Focusing on your protagonist’s search for his family, it is a title that will have you covering a ravaged town, after the unexplained major disaster known only as ‘The Event.’ From there, you will be shimmying pipes, slitting throats and piggybacking small children. Yep, this guy can do it all.
Few games convincingly emanate the feeling of desperation, despair and the ultimate drive for survival the way I Am Alive does. This is not an experience that will have you blowing any poor fool’s head off, but rather scrounging for those precious bullets so you can avoid the Grim Reaper if, and when it all starts hitting the fan.
This desperation is amplified all the more by NPC’s scattered around the city, most on death’s doorstep or brutally injured. Oftentimes they will demand the most critical items in your inventory, like major health packs or refills for your stamina. Morality has been a recurring theme amongst this generation, allowing you to change how your character looks, feels and completes their journey. I Am Alive however, preys on your most primal instincts more than any other experience in recent memory. Do you help a dying civilian, or would you rather horde your health pack for yourself? You know, just in case.
That’s not a knife…
With the subconscious knowledge of your new-found desolate landscape, initial encounters become truly terrifying. You will be forced to quickly establish the tough guys amongst the weaklings and action your plan of attack, all while trying to avoid fatal injuries or a bullet to the face.
Despite it all however, it’s not long before you develop a basic and consistent rhythm for survival in this deadly environment. Surprise kill the first thug, shoot anyone else with a gun and then simply pick off any remaining stragglers, one at a time. Sure, your heart rate will still be pumping, but if you’re prepared, there is always a high likelihood you will be walking away relatively unscathed.
Unless you have the trigger finger of Steven Seagal, it’s unlikely that you will ever need to stray too far from the formula, or not possess enough ammunition to get out of a particularly sticky situation, especially once you obtain and start making the most out of your trusty bow. By the time the final hours rolled round, I had amassed eight bullets and numerous health-packs in my backpack, ultimately destroying any tension that should have been a dominant concern. Instead, I roamed the city, ready to pop caps into anybody who was stupid enough to cross me.

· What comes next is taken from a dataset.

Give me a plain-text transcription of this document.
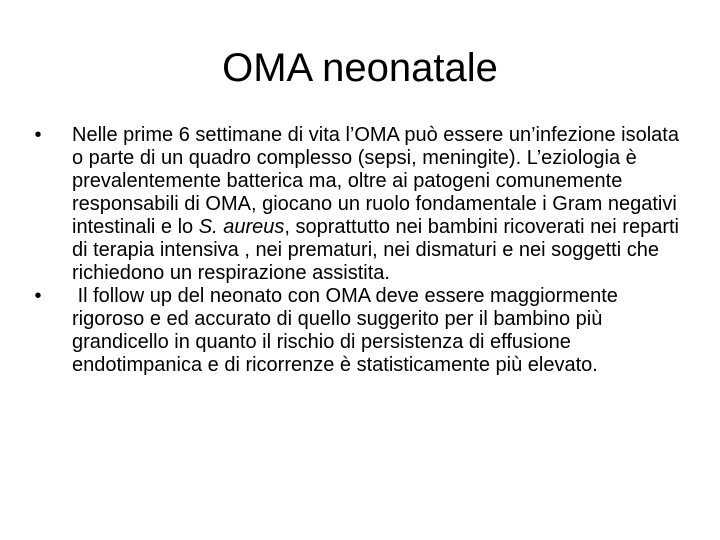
OMA neonatale
•	Nelle prime 6 settimane di vita l’OMA può essere un’infezione isolata o parte di un quadro complesso (sepsi, meningite). L’eziologia è prevalentemente batterica ma, oltre ai patogeni comunemente responsabili di OMA, giocano un ruolo fondamentale i Gram negativi intestinali e lo S. aureus, soprattutto nei bambini ricoverati nei reparti di terapia intensiva , nei prematuri, nei dismaturi e nei soggetti che richiedono un respirazione assistita.
•	Il follow up del neonato con OMA deve essere maggiormente rigoroso e ed accurato di quello suggerito per il bambino più grandicello in quanto il rischio di persistenza di effusione endotimpanica e di ricorrenze è statisticamente più elevato.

Combat also brings one of I Am Alive’s most destructive flaws to light – it’s terribly designed damage system. Early into the game’s campaign, I had gotten myself so injured that red tinges filled the edges of my screen, instantaneously muting the world around me. A direct result of nearing death, it was as though someone had thrown a pair of fluffy ear muffs around my head, only nowhere near as ‘cute’ and ten times more annoying.
While it might sound like a nifty mechanic, the game became so muffled that it completely cancelled out every other sound present, including in-game dialogue; completely derailing any indication of the next objective. I’m all for realism in video games, but when I’m forced to wade through menus and turn subtitles on just to understand what is happening directly in front of me, that’s not realism, that’s bad game design.

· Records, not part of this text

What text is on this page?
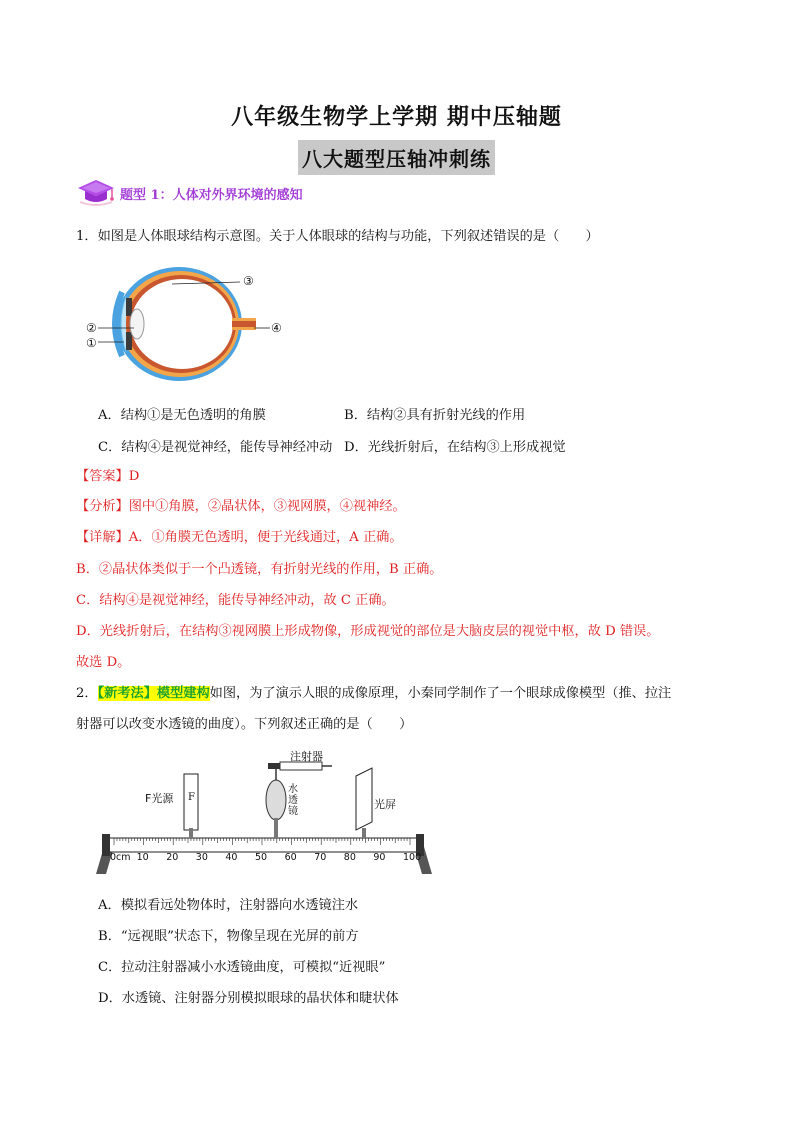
八年级生物学上学期 期中压轴题
八大题型压轴冲刺练
题型 1：人体对外界环境的感知
1．如图是人体眼球结构示意图。关于人体眼球的结构与功能，下列叙述错误的是（　　）
③
②
①
④
A．结构①是无色透明的角膜	B．结构②具有折射光线的作用
C．结构④是视觉神经，能传导神经冲动 D．光线折射后，在结构③上形成视觉
【答案】D
【分析】图中①角膜，②晶状体，③视网膜，④视神经。
【详解】A．①角膜无色透明，便于光线通过，A 正确。
B．②晶状体类似于一个凸透镜，有折射光线的作用，B 正确。
C．结构④是视觉神经，能传导神经冲动，故 C 正确。
D．光线折射后，在结构③视网膜上形成物像，形成视觉的部位是大脑皮层的视觉中枢，故 D 错误。
故选 D。
2．【新考法】模型建构如图，为了演示人眼的成像原理，小秦同学制作了一个眼球成像模型（推、拉注
射器可以改变水透镜的曲度）。下列叙述正确的是（　　）
注射器
F光源 F
水
透
镜
光屏
0cm 10 20 30 40 50 60 70 80 90 100
A．模拟看远处物体时，注射器向水透镜注水
B．“远视眼”状态下，物像呈现在光屏的前方
C．拉动注射器减小水透镜曲度，可模拟“近视眼”
D．水透镜、注射器分别模拟眼球的晶状体和睫状体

Does whatever a spider can
After action franchises like Uncharted popularized the belief that our everyday heroes can fly through the air and scale buildings like Toby Maguire in blue and red spandex, I Am Alive’s approach to traversal is instantly refreshing in its execution. Almost every action you make; from running, to making your way through scaffolding, will burn your all-important stamina bar. Take too long to reach a point of reprieve and your stamina will completely deplete, allowing gravity to do the rest and place you straight onto the death express.
The reliance on stamina transforms itself into a very interesting and tense mechanic, yet is still disappointingly undercut by I Am Alive’s core progression mechanic – trial by death. Too often you will be uncertain of the exact route to take, wasting precious resources, time and most importantly, lives, until you master the most direct path.

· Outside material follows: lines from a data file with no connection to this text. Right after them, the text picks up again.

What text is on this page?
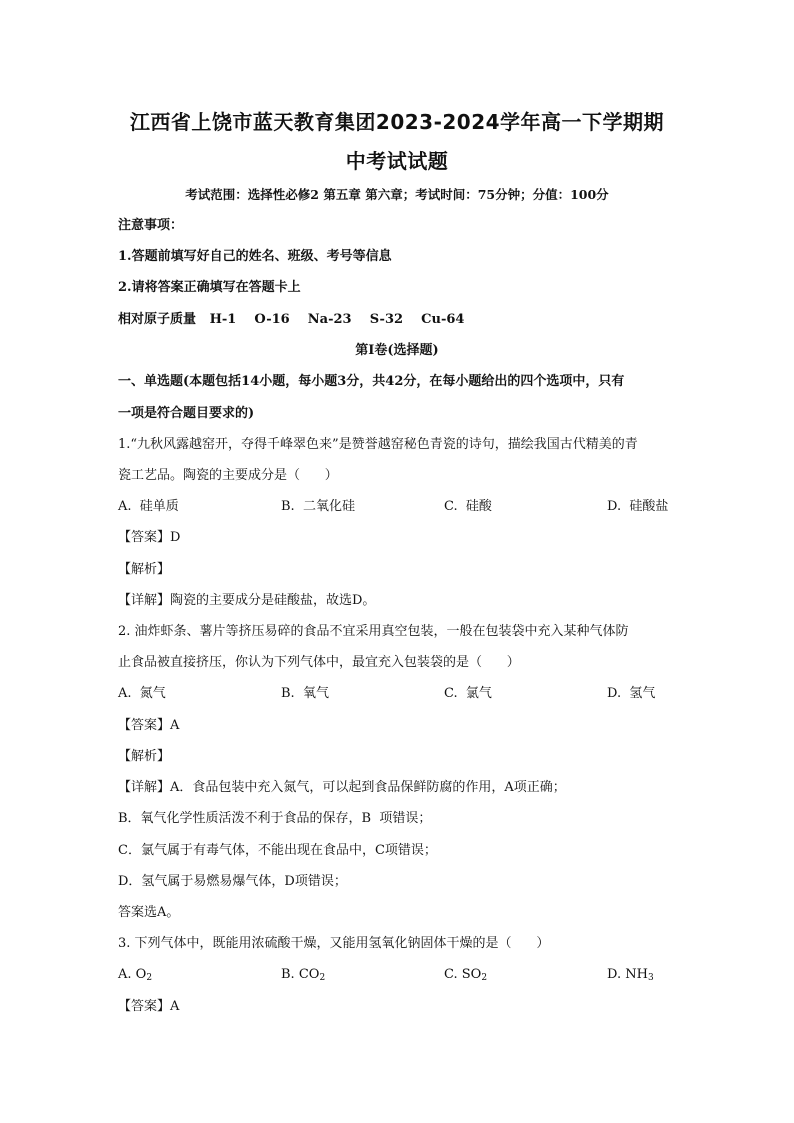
江西省上饶市蓝天教育集团2023-2024学年高一下学期期
中考试试题
考试范围：选择性必修2 第五章 第六章；考试时间：75分钟；分值：100分
注意事项：
1.答题前填写好自己的姓名、班级、考号等信息
2.请将答案正确填写在答题卡上
相对原子质量   H-1    O-16    Na-23    S-32    Cu-64
第I卷(选择题)
一、单选题(本题包括14小题，每小题3分，共42分，在每小题给出的四个选项中，只有
一项是符合题目要求的)
1.“九秋风露越窑开，夺得千峰翠色来”是赞誉越窑秘色青瓷的诗句，描绘我国古代精美的青
瓷工艺品。陶瓷的主要成分是（      ）
A.  硅单质	B.  二氧化硅	C.  硅酸	D.  硅酸盐
【答案】D
【解析】
【详解】陶瓷的主要成分是硅酸盐，故选D。
2. 油炸虾条、薯片等挤压易碎的食品不宜采用真空包装，一般在包装袋中充入某种气体防
止食品被直接挤压，你认为下列气体中，最宜充入包装袋的是（      ）
A.  氮气	B.  氧气	C.  氯气	D.  氢气
【答案】A
【解析】
【详解】A．食品包装中充入氮气，可以起到食品保鲜防腐的作用，A项正确；
B．氧气化学性质活泼不利于食品的保存，B  项错误；
C．氯气属于有毒气体，不能出现在食品中，C项错误；
D．氢气属于易燃易爆气体，D项错误；
答案选A。
3. 下列气体中，既能用浓硫酸干燥，又能用氢氧化钠固体干燥的是（      ）
A. $O_2$	B. $CO_2$	C. $SO_2$	D. $NH_3$
【答案】A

Climbing is further hampered by occasionally frustrating controls. Overly sensitive button and stick responses or conversely, failure to register your exact input desire can quite often lead towards unintended peril. For a game that attempts to make your survival dependent on precious seconds, it can turn proceedings insanely frustrating.
It’s a sentiment that is echoed through the entirety of I Am Alive’s design. While Ubisoft Shanghai has presented an experience that presents new ideas woven amongst an interesting landscape, it’s still a fairly unattractive game, wrapped in what feels like undercooked base mechanics. The brief six hour campaign might prevent the game from outstaying its welcome, but I Am Alive remains a shining example of unrealised game design.
I unashamedly enjoyed the time I spent in this modernised wasteland, it just simply left me wanting more, as I wondered what could have been.